In his memoirs, Davis said he sat in the passenger seat of the Cadillac and pushed the gun used in the murder into the back seat, from where he said the shots were fired.
Davis blamed his nephew, Orlando “Baby Lane” Anderson, saying he was one of two people in the back seat. Anderson, a known rival of Shakur, was involved in a casino brawl with the rapper shortly before the shooting.
Anderson died two years later. He denied any involvement in Shakur’s death.

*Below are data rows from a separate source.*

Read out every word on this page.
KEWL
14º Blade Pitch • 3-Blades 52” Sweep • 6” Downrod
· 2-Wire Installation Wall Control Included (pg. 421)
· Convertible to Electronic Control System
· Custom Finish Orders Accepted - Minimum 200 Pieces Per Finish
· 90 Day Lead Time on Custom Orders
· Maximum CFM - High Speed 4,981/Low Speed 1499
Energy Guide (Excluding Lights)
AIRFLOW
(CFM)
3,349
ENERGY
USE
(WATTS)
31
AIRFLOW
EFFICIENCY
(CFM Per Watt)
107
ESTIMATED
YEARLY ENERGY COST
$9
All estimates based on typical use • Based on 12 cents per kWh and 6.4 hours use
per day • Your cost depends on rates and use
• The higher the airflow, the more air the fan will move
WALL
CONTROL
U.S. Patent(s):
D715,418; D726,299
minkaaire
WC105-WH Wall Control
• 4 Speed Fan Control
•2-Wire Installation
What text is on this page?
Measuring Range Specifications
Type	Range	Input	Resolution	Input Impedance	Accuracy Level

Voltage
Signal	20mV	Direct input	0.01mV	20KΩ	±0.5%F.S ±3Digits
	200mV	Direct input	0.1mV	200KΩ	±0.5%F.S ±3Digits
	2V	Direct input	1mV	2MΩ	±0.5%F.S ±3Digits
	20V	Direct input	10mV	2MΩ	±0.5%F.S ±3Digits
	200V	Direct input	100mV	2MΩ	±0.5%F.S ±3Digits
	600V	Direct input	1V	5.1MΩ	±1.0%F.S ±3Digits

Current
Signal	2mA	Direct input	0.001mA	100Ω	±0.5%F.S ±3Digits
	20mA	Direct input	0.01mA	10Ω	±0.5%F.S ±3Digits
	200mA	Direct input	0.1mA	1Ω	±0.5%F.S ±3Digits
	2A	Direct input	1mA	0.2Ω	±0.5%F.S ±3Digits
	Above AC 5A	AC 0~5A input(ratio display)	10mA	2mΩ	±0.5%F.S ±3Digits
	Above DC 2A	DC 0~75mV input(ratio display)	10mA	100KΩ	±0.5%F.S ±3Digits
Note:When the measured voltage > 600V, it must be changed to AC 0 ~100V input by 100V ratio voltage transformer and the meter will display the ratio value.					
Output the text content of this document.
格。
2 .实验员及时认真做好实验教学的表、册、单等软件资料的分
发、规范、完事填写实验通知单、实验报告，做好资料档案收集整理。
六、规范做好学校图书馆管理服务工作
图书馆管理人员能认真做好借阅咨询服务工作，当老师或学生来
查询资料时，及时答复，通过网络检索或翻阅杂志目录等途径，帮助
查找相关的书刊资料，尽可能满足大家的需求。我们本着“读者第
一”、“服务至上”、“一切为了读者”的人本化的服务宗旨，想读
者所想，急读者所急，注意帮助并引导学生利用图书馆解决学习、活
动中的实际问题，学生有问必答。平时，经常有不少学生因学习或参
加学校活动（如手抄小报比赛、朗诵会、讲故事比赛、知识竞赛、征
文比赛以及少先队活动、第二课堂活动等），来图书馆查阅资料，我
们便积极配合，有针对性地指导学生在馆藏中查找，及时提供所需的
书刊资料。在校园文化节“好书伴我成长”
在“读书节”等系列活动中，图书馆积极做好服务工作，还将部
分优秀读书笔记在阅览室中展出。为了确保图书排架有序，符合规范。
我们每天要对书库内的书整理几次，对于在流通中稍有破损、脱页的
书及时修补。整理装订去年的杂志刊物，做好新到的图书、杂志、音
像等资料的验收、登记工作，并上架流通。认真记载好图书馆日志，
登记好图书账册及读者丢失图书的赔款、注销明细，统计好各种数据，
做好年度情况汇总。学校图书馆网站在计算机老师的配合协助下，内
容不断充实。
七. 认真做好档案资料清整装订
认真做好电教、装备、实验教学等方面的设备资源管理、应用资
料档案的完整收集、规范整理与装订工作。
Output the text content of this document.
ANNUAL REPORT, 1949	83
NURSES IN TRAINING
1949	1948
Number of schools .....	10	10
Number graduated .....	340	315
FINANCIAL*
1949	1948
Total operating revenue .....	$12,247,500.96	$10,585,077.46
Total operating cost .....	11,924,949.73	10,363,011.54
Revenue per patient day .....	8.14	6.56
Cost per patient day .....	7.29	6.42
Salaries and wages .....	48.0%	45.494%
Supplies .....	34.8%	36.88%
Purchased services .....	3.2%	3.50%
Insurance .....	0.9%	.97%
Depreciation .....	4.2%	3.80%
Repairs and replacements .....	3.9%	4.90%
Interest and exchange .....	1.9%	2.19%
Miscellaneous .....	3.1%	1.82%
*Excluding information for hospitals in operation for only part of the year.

Davis revealed in his memoirs that he first broke his silence in 2010 at a closed-door meeting with federal and local authorities. He was 46 at the time and facing life in prison on drug charges when he agreed to talk to them about Tupac’s murder, as well as the fatal shooting six months later of Tupac’s rap rival Biggie Smalls, aka Notorious BIG .
“They offered to let me go because I was running a ‘criminal enterprise’ and numerous suspected murders to find out the truth about the murders of Tupac and Biggie,” he wrote. “They promised that if I helped them, they would destroy the indictment and stop the grand jury.”
At the time, Shakur was in a dispute with rap competitor Biggie Smalls, who was fatally shot in March 1997. At the time, both rappers were in the middle of an East Coast-West Coast rivalry that primarily characterized the hip hop scene in the mid-1990s. 1990s.
Greg Kading, a retired Los Angeles police officer who spent years investigating Shakur’s murder and wrote a book about it, said he was not surprised by Davis’ arrest.
The former Los Angeles police officer said he believes the investigation has gained new momentum in recent years after Davis publicly detailed his role in the murder, including in his 2019 memoir.
“It is these events that have given Las Vegas the ammunition and pressure to move forward,” Kading said. “Prior to Keffe D’s public statements, the cases were not criminal in their current form.”